Increasingly traffic analysis makes use of complex statistical techniques, which are not (yet) part of the standard training of computer scientists at Cambridge (UK). As aresult I spend a lot of time reading textbooks like the excellent Bayesian Data Analysis(by Andrew Gelmanet al, who also maintains a blog) or Information Theory, Inference, and Learning Algorithms by David MacKay, who treats the subject more from a Computer Science perspective. The most fascinating aspect Bayesian statistics is that it is very easy (and even intrinsic to the analysis) to calculate one’s confidence in an inferred assertion.

One question that has been in my mind for some time is whether any Cambridge Colleges are better or worse on average than any others in Computer Science. Being `better’ is a very subjective judgement when it comes to education, but the primary issue that I wanted to study is whether one could claim that students of any particular college get consistently better or worse exam marks than others. Luckily the class marks for Part IB and Part II computer science were recently published (on a physical notice board — sorry no link) for the 2008 exams which could be subject to analysis to answer that question. But what would be the right way of doing this?

A simple minded approach would involve taking the proportion of students that got high marks (a First or Two-one) and rank colleges accordingly. Any college that is in the bottom half of this ranking is underperforming, while any college in the top half is doing well. Yet this approach gives no intuition about how significant the resutls are: different colleges have different number of students, and these numbers are in any case very small. It is likely that the resulting ranking is subject to random fluctiations.
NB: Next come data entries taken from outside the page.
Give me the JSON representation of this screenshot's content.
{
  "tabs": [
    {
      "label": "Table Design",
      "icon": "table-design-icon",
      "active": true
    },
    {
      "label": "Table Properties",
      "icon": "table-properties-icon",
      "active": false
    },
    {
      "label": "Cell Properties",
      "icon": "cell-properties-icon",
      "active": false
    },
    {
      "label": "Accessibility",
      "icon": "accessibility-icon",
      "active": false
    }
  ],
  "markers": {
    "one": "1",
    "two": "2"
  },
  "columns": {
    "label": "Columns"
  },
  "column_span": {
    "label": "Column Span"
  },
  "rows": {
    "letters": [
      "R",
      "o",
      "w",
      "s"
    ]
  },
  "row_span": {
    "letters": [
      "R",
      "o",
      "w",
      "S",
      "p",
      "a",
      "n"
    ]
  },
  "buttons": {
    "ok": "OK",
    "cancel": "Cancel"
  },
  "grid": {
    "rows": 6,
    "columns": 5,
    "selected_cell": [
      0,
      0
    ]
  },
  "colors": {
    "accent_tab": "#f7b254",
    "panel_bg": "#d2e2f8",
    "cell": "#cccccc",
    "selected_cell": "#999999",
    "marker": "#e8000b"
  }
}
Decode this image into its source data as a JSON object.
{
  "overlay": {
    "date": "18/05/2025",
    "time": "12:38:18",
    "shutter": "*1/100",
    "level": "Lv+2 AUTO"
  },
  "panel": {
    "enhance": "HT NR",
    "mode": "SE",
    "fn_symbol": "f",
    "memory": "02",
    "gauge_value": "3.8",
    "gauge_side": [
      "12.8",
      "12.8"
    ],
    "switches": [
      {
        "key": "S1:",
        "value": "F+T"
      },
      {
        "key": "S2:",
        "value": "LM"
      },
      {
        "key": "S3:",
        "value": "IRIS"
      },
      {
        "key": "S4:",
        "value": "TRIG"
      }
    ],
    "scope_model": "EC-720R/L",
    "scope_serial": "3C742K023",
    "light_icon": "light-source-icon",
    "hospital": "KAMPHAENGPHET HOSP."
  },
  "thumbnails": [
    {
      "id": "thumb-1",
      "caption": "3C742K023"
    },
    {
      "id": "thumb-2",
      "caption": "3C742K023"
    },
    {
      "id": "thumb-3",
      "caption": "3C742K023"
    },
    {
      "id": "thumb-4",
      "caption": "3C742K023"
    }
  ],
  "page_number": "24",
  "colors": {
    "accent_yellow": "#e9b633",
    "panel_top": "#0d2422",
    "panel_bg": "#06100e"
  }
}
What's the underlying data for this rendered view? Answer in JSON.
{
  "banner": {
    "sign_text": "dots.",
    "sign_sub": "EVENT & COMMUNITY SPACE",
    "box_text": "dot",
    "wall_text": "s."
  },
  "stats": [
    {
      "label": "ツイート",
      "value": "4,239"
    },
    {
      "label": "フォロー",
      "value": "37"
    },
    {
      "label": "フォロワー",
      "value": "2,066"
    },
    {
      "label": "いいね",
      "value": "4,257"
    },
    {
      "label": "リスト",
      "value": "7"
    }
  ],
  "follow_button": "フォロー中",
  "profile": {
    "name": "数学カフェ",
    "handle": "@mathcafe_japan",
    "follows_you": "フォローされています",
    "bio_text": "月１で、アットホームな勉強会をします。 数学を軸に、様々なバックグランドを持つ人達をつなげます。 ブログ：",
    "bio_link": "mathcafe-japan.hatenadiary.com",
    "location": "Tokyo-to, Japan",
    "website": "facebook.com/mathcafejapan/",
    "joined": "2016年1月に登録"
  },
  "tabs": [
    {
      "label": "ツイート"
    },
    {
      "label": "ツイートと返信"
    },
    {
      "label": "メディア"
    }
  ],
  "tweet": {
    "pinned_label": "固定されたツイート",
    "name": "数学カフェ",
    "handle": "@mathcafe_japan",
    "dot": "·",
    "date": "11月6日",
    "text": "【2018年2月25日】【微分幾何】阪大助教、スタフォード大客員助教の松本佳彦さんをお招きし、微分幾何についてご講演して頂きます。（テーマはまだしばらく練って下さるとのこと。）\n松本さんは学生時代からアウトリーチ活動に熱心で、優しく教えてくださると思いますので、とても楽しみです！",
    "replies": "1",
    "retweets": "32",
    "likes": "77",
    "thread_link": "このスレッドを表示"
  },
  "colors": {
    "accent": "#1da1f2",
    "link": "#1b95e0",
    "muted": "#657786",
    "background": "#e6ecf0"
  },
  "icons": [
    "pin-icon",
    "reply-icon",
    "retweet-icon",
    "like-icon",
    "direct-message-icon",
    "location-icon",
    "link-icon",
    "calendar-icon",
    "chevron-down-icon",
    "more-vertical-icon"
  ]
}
Instead I construct a simple Bayesian model for the ranking of colleges, which readily leads itself to calculating the confidence an observer can have about the assigned ranks. The resulting graph plots the rank of each college, along with the 68% (solid line) and 90% (dotted line) confidence interval over that rank. Red intervals indicate that the college is significantly over or below average. Only a handful of colleges turn out to be significanlty (i.e. more than 90% of the time) better or worse in terms of exam resutls. For the record, Churchill, St Catherine’s, Selwyn, and Fitzwilliam are definitely above average. For all others the small number of students in a single year makes it impossible to tell if the colleges are systematically or randomly getting high or low marks. There is an interesting correlation between these results and physical proximity to the Computer Laboratory!

A few more details on the model used to derive the above graph: The model assumes that each college i has a (hidden) variable pi in [0,1] representing the probability that a student at this college receives a First or Two-one (observed) mark (each student independently receives such a mark with probability pi and a binomial distribution describes the number of marks above average that each college receives, according to their number of students.) Colleges are ranked according to their respective probabilities pi, from highest to lowest.

The problem is then transformed into a simple Bayesian inference exercise: given the observed marks we need to estimate the hidden pi, for each college. We model our belief about each pi as a Beta distribution, with a non-informative prior Beta(a=1,b=1). We update the distribution according to the observations, and it becomes for each college pi ~ Beta(a=1+#(High Marks), b=1+#(Low Marks)). We then draw samples from those distributions and rank the colleges. We repeat this procedure about 55,000 times (that should be large enough) and calculate the intervals in which the college ranks lie 68% and 90% of the time. A Python script generates the samples and an R script produces the plot.

Disclaimer: there is no causation implied between college and marks. This correlation could be due to colleges selecting students in particular ways, teaching them better, or ensuring that they leave university instead of getting low marks. There is no way of telling which apply from this analysis. It is totally wrong to judge colleges just based on such exam performance statistics, and as the results show, most of the time statistically meaningless.